I was Exhibit A of this phenomenon a few years ago after I accepted a job for which I had some pretty glaring knowledge gaps. But as hard as I tried convincing everyone that I knew exactly what I was doing, I eventually had to own up to the fact that I was completely lost.
The good news? I didn’t get fired.
The better news?
I learned a few good lessons about admitting you don’t know something at work.
1. Your Boss Probably Already Knows
When I took that gig, I didn’t meet all the qualifications. But I figured I’d found a way to convince the company that I was still the perfect candidate. Even worse, I assumed that the job would be easier than it looked on paper.
I ended up being wrong about everything, and before I knew it, I was spending my nights trying to understand reports that seemed like they were written in another language.

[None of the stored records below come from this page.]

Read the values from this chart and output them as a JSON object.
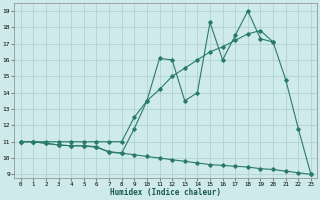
{
  "xlabel": "Humidex (Indice chaleur)",
  "bg_color": "#ceeaea",
  "grid_color": "#aacece",
  "line_color": "#2a7a6a",
  "xlim": [
    -0.5,
    23.5
  ],
  "ylim": [
    8.8,
    19.5
  ],
  "xticks": [
    0,
    1,
    2,
    3,
    4,
    5,
    6,
    7,
    8,
    9,
    10,
    11,
    12,
    13,
    14,
    15,
    16,
    17,
    18,
    19,
    20,
    21,
    22,
    23
  ],
  "yticks": [
    9,
    10,
    11,
    12,
    13,
    14,
    15,
    16,
    17,
    18,
    19
  ],
  "line1_x": [
    0,
    1,
    2,
    3,
    4,
    5,
    6,
    7,
    8,
    9,
    10,
    11,
    12,
    13,
    14,
    15,
    16,
    17,
    18,
    19,
    20,
    21,
    22,
    23
  ],
  "line1_y": [
    11,
    11,
    10.9,
    10.8,
    10.75,
    10.75,
    10.7,
    10.35,
    10.3,
    11.8,
    13.5,
    16.1,
    16.0,
    13.5,
    14.0,
    18.3,
    16.0,
    17.5,
    19.0,
    17.3,
    17.1,
    14.8,
    11.8,
    9.0
  ],
  "line2_x": [
    0,
    1,
    2,
    3,
    4,
    5,
    6,
    7,
    8,
    9,
    10,
    11,
    12,
    13,
    14,
    15,
    16,
    17,
    18,
    19,
    20
  ],
  "line2_y": [
    11,
    11,
    11,
    11,
    11,
    11,
    11,
    11,
    11,
    12.5,
    13.5,
    14.2,
    15.0,
    15.5,
    16.0,
    16.5,
    16.8,
    17.2,
    17.6,
    17.8,
    17.1
  ],
  "line3_x": [
    0,
    1,
    2,
    3,
    4,
    5,
    6,
    7,
    8,
    9,
    10,
    11,
    12,
    13,
    14,
    15,
    16,
    17,
    18,
    19,
    20,
    21,
    22,
    23
  ],
  "line3_y": [
    11,
    11,
    10.9,
    10.8,
    10.75,
    10.75,
    10.65,
    10.4,
    10.3,
    10.2,
    10.1,
    10.0,
    9.9,
    9.8,
    9.7,
    9.6,
    9.55,
    9.5,
    9.45,
    9.35,
    9.3,
    9.2,
    9.1,
    9.0
  ]
}
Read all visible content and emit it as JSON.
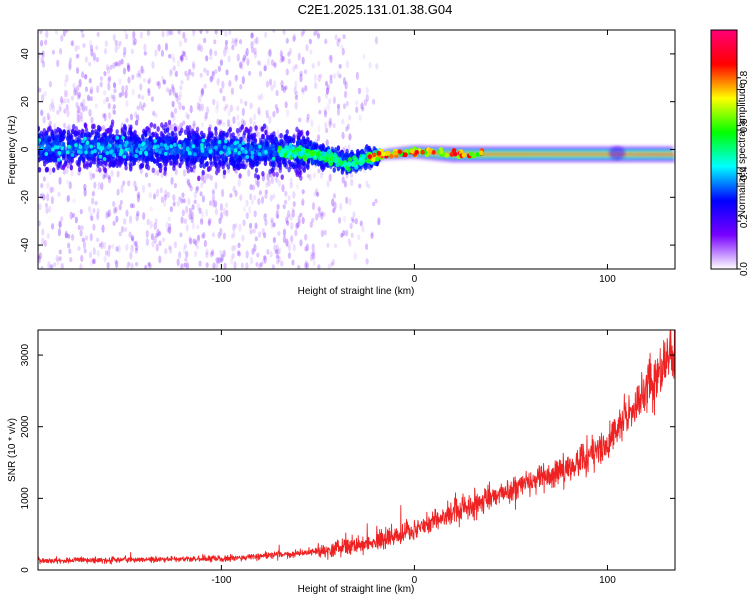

But after a month of flailing around, my boss called me into a meeting. Without mincing words, he said, “You’re not very good at this one thing in particular.” I wanted to deny his claim, especially since it sounded like I was about to be fired.
But then he said, “But I kind of figured that when we hired you.” The truth is that hiring managers usually have a strong grasp of what they’re looking for during the interview process—and sometimes, that even means taking a chance on someone who’s not the ideal person for the job right this second.
2. You Can Only “Fake it ’Til You Make it” For So Long
For a few weeks at that same job, I handed in assignments that I figured would be good enough. They showed that I had at least some competency in the role, and I thought the final products would be obvious cries for help to my boss. The only problem is that by handing in incomplete and incorrect work, I was wasting a lot of my colleagues’ time.
One of the biggest lessons I learned was that I needed to ask for help sooner. I probably would’ve gotten the answers I was looking for—and ultimately, I would’ve turned in better work, faster. On top of that, I probably wouldn’t have annoyed all my teammates about so many little details that I was hired to handle.
3. It’s Up to You to Figure Out What You Need to Be More Qualified
After my first few weeks on the job, I figured I’d have more training available to me. At the very least, I thought I’d have a couple days with my boss to learn the ropes of the job and the industry. But the reality was that he had a lot of things on his plate—and to a large degree, he’d hired me to handle the problems I was struggling to figure out.
Eventually he was blunt with me and said, “I know you don’t know how to do this, and I know you need help. But on some of this, you need to identify how you can get the information you need without knocking on my door every few minutes.”
I thought this was harsh at the time, but I know now that he was right. I was using my knowledge gaps as excuses for bad work, and it was showing. While there were very specific things about the company I needed to ask about, there were also online resources, books, and even courses that I could’ve relied on for some of the more general things I was trying to figure out.
If you’re in these shoes, take it from me—make yourself a list of the things you’re not good at, and see how many you figure out on your own. (And if you’re struggling, here are five ways to handle being lost that won’t make you look bad.)
Some of the things you’ll learn about yourself when you admit you’re lost aren’t the most fun to come to terms with. But even the toughest lessons can be helpful, especially when you’re denying yourself the help you need to improve at your job.
And you might not always like what you hear when you own up to your knowledge gaps, but you will grow from the experience. So take the leap and tell your manager that you’re struggling and would like guidance. It’s scary at first, but you’ll ultimately grow by being honest and open. Plus, you’ll almost immediately feel better when you no longer feel like you’re hiding this big secret.